By Jessica Prokop
VANCOUVER, Wash. (AP) — Dec. 23 was a day of firsts for longtime Costco employee Mathew Rios — he typically has the day off, and he’s certainly never performed life-saving measures while dressed as a Bavarian elf.
It was shortly before 10:30 a.m. and Rios had just started his shift at the Vancouver warehouse. He’s worked for Costco for 22 years, half of them at that store.
The 42-year-old said he doesn’t usually dress up for Christmas, but he decided to get into the spirit by wearing an elf hat, suspenders over a green shirt and a poinsettia-colored tie. People were calling him the “mountain elf,” he said, because of his beard.

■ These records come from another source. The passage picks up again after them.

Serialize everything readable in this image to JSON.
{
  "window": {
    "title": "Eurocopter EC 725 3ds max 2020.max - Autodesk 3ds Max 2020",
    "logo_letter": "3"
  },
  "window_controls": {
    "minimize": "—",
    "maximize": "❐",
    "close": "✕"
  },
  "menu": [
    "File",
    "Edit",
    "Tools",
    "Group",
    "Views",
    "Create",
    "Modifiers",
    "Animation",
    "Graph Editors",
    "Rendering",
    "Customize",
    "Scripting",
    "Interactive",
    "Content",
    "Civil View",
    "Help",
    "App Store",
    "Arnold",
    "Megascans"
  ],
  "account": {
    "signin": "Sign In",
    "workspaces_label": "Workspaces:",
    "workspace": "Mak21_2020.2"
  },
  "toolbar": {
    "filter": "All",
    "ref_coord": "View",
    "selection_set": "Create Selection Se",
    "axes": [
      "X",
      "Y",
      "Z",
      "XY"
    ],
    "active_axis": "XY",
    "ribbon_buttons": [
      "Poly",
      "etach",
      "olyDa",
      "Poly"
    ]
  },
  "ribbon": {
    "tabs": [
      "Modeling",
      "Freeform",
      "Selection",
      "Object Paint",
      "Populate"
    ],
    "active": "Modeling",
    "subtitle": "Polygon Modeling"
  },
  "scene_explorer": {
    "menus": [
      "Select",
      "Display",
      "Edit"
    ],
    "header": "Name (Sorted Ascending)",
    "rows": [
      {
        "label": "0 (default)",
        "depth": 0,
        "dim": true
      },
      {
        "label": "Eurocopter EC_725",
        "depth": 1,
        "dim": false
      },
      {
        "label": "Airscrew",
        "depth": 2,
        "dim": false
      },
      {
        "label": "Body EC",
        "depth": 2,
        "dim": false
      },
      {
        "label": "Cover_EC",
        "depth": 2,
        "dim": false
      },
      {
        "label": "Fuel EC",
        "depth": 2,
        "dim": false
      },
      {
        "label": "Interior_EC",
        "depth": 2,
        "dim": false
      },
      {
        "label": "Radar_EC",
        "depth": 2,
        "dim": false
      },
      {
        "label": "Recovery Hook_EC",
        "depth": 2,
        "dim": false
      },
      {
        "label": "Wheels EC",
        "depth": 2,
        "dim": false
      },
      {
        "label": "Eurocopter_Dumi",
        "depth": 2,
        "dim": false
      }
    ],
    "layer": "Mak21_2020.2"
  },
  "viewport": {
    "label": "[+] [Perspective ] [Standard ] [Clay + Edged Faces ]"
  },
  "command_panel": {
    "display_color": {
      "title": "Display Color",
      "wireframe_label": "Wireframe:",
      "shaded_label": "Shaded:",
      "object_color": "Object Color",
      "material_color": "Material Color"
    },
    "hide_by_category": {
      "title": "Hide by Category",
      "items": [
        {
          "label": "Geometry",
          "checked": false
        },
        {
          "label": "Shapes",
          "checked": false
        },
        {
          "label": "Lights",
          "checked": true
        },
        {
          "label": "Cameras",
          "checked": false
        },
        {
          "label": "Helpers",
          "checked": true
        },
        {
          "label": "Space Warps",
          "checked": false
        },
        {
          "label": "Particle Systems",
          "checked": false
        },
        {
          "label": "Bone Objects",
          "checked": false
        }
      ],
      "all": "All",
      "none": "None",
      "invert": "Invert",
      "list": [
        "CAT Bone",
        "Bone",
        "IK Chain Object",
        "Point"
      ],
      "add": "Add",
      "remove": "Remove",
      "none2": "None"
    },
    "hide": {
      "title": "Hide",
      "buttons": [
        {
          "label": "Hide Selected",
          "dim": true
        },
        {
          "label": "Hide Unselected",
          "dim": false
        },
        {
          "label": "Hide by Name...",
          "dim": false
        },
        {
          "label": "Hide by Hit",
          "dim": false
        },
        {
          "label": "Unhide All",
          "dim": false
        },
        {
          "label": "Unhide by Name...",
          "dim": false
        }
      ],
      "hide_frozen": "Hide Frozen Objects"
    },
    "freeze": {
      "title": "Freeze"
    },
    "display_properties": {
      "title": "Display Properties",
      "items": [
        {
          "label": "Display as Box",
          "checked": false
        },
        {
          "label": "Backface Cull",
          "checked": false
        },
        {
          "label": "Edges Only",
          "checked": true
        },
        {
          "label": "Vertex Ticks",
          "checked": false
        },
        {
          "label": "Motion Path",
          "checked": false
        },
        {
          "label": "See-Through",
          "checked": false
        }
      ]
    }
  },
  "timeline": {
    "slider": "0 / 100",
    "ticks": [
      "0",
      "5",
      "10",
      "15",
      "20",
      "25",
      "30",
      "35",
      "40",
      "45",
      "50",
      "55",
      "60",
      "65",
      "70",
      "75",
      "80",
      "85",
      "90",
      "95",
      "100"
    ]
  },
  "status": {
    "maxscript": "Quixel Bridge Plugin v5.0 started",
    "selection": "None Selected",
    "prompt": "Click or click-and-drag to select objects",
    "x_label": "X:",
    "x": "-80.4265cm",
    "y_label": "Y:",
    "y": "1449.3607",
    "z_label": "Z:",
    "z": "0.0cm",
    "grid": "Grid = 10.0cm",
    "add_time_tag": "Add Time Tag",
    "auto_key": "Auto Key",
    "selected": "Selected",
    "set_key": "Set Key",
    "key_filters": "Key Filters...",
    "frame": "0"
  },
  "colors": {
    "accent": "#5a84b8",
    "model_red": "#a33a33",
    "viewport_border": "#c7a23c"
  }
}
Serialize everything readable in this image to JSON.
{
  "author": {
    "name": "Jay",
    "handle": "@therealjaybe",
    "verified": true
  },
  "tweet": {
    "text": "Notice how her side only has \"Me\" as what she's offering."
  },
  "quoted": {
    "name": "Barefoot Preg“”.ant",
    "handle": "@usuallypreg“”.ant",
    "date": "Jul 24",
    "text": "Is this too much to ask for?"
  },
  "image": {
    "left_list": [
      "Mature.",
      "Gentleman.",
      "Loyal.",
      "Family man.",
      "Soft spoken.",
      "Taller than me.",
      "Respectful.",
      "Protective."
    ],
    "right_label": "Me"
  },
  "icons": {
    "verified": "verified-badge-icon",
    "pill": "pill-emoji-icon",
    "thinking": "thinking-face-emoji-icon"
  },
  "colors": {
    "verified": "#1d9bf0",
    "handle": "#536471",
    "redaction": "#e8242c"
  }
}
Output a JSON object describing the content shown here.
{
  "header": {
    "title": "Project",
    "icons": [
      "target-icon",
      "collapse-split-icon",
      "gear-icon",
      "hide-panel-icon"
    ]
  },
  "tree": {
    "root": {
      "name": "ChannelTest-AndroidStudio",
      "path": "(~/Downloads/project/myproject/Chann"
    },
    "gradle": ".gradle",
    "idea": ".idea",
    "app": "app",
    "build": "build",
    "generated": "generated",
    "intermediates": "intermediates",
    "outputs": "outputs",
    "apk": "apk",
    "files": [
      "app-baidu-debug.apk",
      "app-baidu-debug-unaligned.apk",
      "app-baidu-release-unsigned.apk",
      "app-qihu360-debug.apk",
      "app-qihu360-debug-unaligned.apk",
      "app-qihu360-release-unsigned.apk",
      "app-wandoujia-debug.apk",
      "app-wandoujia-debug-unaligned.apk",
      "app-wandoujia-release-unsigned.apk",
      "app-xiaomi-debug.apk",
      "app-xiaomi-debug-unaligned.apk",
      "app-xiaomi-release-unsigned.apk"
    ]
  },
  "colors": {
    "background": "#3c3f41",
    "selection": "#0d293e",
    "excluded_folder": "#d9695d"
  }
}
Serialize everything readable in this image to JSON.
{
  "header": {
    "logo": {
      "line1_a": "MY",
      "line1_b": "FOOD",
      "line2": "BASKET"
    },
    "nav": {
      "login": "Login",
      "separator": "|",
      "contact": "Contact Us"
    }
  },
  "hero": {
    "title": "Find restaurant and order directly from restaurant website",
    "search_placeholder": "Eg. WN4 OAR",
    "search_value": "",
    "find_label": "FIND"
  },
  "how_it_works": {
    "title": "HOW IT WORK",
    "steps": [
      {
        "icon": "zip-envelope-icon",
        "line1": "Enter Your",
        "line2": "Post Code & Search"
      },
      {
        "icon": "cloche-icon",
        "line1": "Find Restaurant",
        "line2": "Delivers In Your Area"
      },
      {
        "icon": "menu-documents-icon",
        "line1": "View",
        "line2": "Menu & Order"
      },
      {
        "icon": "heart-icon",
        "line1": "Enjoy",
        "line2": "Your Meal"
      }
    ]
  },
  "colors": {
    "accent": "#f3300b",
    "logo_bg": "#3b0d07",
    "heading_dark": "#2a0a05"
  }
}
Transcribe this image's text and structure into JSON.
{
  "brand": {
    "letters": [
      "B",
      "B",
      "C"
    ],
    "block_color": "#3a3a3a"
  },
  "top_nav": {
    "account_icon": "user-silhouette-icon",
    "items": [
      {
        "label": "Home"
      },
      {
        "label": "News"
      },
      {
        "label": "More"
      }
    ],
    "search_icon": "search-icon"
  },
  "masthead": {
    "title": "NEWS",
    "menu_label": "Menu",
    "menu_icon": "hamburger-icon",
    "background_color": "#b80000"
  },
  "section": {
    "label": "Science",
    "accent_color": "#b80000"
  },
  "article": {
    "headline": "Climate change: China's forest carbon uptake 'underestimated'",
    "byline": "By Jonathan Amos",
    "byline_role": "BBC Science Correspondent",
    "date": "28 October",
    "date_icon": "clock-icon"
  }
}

He was working at a register when he heard a commotion from behind him, about three rows down.
“I looked back and noticed a crowd standing over someone. I don’t know who, but someone said, ‘Mat, Mat, this lady needs help,’ ” Rios recalled. “I looked and immediately realized something was wrong.”
He is one of the store’s first responders and recently moved into the safety coordinator position. Out of habit, he always carries a set of latex gloves in his back pocket.
“I put them on and ran over there. I saw an elderly woman lying on the ground with a small puddle of blood under her head. I started asking people what was going on. I thought it was a slip-and-fall. We get those more than anything else,” Rios said.
Rios was a volunteer firefighter for five years in Sandy, Ore., where he lives, and he stays current on first-responder training, he said.
When he arrived at the woman’s side, she was struggling to breathe, Rios said, and he was trying to get her to communicate. He found out that she was at the store alone.
“Within 30 seconds of me being there, she just went silent. I’ve seen this numerous times as a firefighter/EMT; I knew she had stopped breathing and that her heart had stopped beating,” he said.
That’s when Rios rolled the woman onto her back, started the timer on his watch and began performing a sternal rub. She wouldn’t respond, however, and her color changed to that of clay, he said. He started chest compressions and yelled for someone to call 9-1-1.
Another man in the checkout line, Ronnie Mason, said he was an off-duty firefighter and stepped in to help, Rios said. He used a CPR mask to breathe for the woman and checked her vitals while Rios continued chest compressions.
After about three minutes, the compressions became tighter, Rios said. “I could tell she was trying to breathe. She let out some moans,” he said.
He continued the compressions but when five minutes had passed, another bystander, Kristin Whittington, who works in the medical field, took over. However, fire rescue arrived within seconds of the switch. Rios asked supervisors to grab blankets, and they created a privacy wall around the woman while rescuers worked.
By the time she was loaded on a gurney, the woman had regained consciousness. Paramedics let her know where she was and that they were taking her to a hospital, Rios said.
Kevin Stromberg, a firefighter and spokesman for the Vancouver Fire Department, said last Tuesday that it appears the woman went into cardiac arrest and that the CPR administered by Rios helped save her life.
“We encourage people to take the first aid CPR training. This was a situation where that employee definitely made a difference in this woman’s life,” Stromberg said.
Rios said he simply relied on his training and instinct.
“I was just in the right place at the right time, you know?” he said. “I just pray and hope that if I ever have to go through that there’s someone there who can help me.”
It was the first time he’s ever performed CPR on a customer.
“I’ve helped with a lot of falls and bandaged up a lot of people at Costco,” he said. “Mentally, I’ve always been prepared through my training through Sandy fire. I give them a lot of credit. It’s invaluable training that I’ll never give up.”
Rios finished out the rest of his shift. His good deed didn’t set in until the end of the day, he said.
“I was reflecting. Did I do everything I could of?” Rios said. “At the end of the day, I was pretty proud of myself and pleased that I was able to be there for her.”
He didn’t catch the woman’s name but learned from other employees that she’s a regular at the store. He heard from a friend that she has a few cracked ribs but is doing OK.
“It’s just nice to know that I was there for someone’s grandmother, someone’s mother, someone’s friend and helped them out in a time of crisis,” Rios said.